Needed: Another Patriot
Will an inside whistleblower rise to the occasion and clarify the evidence – or lack of evidence – regarding the all important gap – or a link — between Russian hacking and WikiLeaks? And, please, this time let’s not resort to the Rumsfeld aphorism that worked so well with the “WMD” in Iraq – “The absence of evidence is not evidence of absence.”
This is not to beat a dead horse; the horse is very much alive. Extremists like Sen. John McCain have characterized Russian hacking as an act of war, and a very strange bi-partisan assortment of neocons’/Republican Russia-haters’/Hillary-defeat-explainers’ knives are out for Mr. Putin – and for President Trump. California Congresswoman Maxine Waters is now suggesting impeachment proceedings based on the evidence-free notion that Trump assisted the Russian hacking that eased him into the presidency.
A Decent Newspaper Gets Burned; Kahl’s Kool Aid
The only recent sign of hope came this morning, when Germany’s leading newspaper, the Sueddeutsche Zeitung, revealed that Bruno Kahl, head of the German Intelligence, was aping his U.S. counterpart, CIA Director John Brennan, late last year in claiming that the BND had evidence that Russia manipulated the voting for Trump, adding that the Kremlin is interfering in similar ways in Germany.

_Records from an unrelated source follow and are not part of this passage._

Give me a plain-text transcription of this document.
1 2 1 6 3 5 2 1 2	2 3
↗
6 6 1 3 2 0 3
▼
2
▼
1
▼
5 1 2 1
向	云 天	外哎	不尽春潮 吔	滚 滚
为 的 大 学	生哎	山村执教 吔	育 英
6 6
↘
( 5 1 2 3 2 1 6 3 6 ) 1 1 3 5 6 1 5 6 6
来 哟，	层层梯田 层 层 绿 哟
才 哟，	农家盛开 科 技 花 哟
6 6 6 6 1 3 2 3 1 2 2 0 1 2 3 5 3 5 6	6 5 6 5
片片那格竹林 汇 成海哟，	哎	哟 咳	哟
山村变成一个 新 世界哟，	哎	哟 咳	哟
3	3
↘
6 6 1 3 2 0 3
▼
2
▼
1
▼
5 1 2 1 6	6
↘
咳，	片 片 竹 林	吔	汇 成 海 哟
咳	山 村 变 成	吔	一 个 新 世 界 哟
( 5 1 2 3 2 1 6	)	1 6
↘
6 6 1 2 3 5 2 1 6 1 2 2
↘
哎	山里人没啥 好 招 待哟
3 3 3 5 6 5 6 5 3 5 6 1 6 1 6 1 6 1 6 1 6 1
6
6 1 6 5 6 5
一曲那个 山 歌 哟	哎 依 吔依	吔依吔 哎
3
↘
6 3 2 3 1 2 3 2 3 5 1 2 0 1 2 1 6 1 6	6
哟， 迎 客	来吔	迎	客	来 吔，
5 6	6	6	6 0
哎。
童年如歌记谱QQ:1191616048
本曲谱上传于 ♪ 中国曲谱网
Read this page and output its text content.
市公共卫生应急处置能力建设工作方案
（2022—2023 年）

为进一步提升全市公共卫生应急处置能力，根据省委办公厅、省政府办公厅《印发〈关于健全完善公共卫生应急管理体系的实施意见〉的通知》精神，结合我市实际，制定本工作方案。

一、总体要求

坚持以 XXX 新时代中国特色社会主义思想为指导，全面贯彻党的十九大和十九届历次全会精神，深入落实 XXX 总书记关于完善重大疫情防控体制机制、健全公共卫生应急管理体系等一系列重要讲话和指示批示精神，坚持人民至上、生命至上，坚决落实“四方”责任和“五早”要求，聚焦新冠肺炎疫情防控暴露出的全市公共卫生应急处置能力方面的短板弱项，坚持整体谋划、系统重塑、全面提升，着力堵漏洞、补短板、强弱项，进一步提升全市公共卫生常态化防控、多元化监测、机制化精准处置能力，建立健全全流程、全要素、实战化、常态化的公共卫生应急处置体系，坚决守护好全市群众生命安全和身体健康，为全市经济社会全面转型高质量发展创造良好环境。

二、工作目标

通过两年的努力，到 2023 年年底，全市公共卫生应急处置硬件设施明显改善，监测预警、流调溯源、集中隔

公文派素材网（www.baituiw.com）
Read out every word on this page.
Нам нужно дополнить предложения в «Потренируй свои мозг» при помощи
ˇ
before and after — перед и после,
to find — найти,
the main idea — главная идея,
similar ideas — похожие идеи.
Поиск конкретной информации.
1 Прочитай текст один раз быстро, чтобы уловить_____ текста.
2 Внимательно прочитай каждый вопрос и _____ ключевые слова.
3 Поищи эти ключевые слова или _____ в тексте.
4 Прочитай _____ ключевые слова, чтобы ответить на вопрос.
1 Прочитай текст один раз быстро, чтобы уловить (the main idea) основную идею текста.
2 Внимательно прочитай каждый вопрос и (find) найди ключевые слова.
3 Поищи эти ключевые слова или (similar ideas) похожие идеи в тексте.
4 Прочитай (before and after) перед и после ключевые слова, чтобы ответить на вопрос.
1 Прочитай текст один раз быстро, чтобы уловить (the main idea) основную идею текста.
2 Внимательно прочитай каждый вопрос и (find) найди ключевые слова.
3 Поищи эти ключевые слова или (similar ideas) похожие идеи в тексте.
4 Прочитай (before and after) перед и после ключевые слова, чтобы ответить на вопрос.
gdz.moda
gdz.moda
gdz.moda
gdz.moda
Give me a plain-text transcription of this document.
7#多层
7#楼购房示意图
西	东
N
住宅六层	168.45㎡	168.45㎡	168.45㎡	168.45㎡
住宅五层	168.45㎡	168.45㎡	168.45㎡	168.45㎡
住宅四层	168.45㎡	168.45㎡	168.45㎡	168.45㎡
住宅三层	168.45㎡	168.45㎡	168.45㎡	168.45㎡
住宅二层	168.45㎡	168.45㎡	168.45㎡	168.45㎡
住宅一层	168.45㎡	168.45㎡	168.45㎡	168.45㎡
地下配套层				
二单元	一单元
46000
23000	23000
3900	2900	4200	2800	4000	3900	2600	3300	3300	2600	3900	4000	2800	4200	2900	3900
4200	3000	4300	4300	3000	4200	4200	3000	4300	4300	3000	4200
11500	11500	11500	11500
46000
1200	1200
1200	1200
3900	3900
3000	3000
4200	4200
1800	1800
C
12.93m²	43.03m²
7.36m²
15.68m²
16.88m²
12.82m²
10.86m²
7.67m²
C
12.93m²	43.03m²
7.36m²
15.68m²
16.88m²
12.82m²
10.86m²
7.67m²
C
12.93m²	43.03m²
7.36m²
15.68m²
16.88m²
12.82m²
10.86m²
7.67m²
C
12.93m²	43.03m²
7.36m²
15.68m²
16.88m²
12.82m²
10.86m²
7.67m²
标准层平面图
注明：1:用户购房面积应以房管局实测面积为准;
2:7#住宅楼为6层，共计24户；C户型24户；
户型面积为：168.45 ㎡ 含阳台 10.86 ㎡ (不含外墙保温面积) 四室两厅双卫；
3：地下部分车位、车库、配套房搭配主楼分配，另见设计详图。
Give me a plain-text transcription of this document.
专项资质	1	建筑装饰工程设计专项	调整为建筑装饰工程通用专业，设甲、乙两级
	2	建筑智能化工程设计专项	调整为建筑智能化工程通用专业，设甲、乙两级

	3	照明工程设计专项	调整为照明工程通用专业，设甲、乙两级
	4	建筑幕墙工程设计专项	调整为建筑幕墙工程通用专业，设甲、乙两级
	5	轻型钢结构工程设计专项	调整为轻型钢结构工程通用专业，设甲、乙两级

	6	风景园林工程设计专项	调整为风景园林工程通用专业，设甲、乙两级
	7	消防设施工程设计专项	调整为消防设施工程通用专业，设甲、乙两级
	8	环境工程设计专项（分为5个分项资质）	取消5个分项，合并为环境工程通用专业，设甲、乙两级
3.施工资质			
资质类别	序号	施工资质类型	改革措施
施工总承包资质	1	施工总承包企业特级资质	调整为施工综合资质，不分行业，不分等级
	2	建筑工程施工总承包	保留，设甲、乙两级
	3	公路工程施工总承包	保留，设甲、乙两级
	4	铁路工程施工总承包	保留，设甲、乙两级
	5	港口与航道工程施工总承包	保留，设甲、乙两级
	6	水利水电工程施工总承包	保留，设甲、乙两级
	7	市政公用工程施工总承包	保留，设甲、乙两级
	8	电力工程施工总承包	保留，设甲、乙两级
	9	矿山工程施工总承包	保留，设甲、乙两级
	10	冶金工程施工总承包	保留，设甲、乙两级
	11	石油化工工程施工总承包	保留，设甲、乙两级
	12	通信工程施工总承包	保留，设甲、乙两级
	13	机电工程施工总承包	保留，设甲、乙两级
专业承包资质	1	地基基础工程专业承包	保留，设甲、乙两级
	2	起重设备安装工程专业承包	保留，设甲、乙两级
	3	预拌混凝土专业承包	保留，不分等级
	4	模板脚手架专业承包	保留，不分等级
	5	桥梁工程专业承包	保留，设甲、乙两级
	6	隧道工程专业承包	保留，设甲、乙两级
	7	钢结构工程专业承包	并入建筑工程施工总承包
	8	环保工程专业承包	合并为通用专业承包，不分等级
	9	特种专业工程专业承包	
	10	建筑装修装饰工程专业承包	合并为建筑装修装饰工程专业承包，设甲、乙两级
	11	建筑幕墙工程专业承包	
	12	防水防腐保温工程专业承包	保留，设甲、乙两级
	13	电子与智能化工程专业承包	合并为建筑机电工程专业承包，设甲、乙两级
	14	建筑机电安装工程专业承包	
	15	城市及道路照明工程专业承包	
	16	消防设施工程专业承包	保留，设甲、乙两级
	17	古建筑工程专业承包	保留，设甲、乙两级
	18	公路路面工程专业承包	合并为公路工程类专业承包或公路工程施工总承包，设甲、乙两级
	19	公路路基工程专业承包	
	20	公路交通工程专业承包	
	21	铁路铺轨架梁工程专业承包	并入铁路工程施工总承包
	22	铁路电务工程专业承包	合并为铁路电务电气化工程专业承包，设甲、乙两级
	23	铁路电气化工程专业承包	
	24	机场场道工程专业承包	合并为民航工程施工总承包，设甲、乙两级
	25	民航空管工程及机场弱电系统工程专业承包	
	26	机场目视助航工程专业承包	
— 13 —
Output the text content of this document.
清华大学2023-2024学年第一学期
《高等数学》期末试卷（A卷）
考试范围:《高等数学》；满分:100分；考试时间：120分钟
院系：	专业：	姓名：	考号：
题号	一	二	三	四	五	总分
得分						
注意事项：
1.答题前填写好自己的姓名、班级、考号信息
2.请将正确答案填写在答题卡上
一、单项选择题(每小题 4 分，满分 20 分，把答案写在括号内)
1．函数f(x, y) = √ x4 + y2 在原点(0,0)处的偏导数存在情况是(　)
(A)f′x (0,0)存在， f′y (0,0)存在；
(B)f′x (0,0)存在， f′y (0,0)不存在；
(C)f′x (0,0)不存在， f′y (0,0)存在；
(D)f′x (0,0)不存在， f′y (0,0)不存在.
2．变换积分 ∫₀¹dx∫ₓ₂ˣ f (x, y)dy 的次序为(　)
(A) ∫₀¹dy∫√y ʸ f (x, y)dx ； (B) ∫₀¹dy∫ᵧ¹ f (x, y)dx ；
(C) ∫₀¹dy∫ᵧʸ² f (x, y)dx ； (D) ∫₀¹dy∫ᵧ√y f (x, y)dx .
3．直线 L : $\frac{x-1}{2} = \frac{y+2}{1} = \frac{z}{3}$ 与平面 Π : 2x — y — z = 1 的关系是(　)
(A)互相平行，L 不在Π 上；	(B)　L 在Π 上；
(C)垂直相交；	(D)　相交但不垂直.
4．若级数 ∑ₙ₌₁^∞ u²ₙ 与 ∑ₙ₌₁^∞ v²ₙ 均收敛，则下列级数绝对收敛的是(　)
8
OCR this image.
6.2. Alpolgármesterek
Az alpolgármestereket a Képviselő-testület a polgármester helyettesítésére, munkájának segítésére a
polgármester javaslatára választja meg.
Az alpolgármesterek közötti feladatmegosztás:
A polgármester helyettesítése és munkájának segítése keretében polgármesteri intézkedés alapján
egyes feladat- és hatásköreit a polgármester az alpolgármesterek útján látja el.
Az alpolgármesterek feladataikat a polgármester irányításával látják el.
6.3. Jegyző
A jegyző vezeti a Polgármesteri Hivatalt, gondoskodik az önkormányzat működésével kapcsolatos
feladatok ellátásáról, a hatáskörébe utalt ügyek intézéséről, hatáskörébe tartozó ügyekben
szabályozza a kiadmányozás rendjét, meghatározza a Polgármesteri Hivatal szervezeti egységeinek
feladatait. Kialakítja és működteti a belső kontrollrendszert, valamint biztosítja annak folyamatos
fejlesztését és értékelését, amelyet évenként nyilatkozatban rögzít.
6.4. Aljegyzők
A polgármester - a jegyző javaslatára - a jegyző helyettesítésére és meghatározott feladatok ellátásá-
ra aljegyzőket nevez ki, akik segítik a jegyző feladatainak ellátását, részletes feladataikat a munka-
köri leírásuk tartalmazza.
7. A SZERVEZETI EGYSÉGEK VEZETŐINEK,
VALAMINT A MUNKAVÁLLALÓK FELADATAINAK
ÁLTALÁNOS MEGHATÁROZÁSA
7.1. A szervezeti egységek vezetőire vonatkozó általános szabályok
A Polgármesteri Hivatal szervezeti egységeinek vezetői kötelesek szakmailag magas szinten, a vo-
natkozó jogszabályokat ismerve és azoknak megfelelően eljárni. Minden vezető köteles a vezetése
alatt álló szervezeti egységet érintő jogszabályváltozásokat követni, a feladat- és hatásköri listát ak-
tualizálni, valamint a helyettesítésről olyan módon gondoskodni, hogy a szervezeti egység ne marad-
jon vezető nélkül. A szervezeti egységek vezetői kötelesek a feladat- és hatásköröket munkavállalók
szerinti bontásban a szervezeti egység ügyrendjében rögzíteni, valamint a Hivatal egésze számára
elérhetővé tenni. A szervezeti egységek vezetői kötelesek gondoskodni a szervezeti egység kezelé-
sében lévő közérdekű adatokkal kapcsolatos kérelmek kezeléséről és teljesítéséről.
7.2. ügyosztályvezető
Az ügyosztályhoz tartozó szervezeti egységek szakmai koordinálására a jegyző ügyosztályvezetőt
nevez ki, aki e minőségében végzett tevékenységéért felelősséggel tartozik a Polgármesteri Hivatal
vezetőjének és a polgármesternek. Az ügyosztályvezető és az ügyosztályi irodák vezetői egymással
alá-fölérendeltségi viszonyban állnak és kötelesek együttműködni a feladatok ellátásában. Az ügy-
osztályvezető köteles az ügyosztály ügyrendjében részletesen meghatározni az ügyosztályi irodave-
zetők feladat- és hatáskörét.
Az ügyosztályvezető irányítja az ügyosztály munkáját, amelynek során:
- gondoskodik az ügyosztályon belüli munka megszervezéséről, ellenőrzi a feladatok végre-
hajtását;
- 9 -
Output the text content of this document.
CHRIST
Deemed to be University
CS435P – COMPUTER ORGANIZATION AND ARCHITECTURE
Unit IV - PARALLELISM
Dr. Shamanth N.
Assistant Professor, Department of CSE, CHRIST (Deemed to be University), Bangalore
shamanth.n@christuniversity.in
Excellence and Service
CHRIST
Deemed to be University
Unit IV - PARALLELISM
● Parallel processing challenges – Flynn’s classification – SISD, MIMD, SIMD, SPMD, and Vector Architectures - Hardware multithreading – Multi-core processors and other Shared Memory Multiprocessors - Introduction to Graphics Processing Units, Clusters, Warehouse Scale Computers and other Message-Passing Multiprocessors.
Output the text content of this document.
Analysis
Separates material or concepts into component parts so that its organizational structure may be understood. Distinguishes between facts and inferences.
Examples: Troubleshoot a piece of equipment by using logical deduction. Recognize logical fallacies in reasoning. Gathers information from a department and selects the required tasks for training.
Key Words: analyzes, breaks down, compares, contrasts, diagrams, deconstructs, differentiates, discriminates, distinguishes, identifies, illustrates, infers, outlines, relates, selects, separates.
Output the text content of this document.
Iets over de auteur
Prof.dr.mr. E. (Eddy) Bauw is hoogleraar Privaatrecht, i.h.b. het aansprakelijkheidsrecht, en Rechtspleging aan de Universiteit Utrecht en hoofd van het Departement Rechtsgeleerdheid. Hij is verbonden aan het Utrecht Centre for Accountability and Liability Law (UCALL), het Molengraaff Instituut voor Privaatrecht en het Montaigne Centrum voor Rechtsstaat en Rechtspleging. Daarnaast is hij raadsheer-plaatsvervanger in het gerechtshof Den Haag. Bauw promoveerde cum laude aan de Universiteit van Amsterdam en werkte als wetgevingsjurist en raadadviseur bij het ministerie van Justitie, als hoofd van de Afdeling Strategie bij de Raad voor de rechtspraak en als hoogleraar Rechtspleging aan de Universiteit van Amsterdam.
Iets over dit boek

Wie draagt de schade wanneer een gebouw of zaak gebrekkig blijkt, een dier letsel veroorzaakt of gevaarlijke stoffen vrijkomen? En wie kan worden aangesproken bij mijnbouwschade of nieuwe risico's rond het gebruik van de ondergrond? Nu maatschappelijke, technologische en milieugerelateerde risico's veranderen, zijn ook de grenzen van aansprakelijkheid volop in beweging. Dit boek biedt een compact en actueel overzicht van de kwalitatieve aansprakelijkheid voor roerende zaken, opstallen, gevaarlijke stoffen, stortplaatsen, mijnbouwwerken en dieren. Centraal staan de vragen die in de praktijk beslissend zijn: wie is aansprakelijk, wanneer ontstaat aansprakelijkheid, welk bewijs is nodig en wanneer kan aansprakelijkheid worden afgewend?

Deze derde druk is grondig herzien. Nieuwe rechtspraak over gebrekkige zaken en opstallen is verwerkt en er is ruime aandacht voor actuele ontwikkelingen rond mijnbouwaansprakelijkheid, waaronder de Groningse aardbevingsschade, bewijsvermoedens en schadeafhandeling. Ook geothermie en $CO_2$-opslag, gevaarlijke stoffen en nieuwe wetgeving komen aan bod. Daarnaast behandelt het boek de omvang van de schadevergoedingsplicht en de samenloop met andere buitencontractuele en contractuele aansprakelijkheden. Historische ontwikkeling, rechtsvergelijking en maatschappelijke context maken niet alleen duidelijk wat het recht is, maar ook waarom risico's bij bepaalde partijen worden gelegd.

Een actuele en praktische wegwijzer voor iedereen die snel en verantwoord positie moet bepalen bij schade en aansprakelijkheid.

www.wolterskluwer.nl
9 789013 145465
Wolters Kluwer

Kahl read from the same script as Brennan and the U.S. “mainstream media,” telling the Sueddeutsche in November: “The perpetrators are interested in delegitimizing the democratic process as such.”
Apparently, the Sueddeutsche felt burned when it learned the truth after drinking Kahl’s Kool Aid and publishing it in November. Today the SZ was the first to publish the conclusion of a yearlong joint inquiry by the German equivalents of the CIA and FBI, which have been searching for evidence of Russian interference in Germany’s domestic affairs. “We have not found any smoking gun,” a German cabinet source told the newspaper.
Like the almost dead horse in Washington, however, the German steed remains kicking. Chancellor Angela Merkel has sent the two spy agencies back to the drawing board. Her office has ordered a new inquiry, this one led by a joint “psychological operations group,” to investigate Russian news agencies’ coverage in Germany. Ray did a short interview on this earlier today: (See: https://youtu.be/A8vjhA9oGzk )
The “Sources and Methods” Canard
As for the facile, all-too-familiar excuse – used by Adam Schiff, for example – that one cannot risk compromising “sources and methods,” there are many effective ways to protect them and still disclose key information, when the situation requires. Ronald Reagan, for example, insisted that a TOP SECRET encoded communication between Libyan operatives responsible for a lethal bombing in Berlin be divulged, in full knowledge the U.S. intelligence capability to intercept and decrypt such communications would be blown (for higher national purpose). See:
If potential whistleblowers need still more inspiration/courage, it will be readily available this month, as movie theaters begin to show “A Good American,” featuring Bill Binney and a handful of his courageous colleague whistleblowers – playing themselves. ( agoodamerican.org/ ) Oliver Stone has given the film high marks, describing it earlier as a “powerful prequel to SNOWDEN.” (Note to NSA employees: remember not to use your own credit card to purchase a ticket.)
We have now wandered a bit from the Bill Binney’s interview on WBAI last week. It may be appropriate to close with a 200 year-old warning from Goethe, a quote that Bill managed to slip into that interview:
“No one is more a slave than he who thinks himself free, but is not.”
“Niemand ist mehr Sklave, als der sich für frei hält, ohne es zu sein*.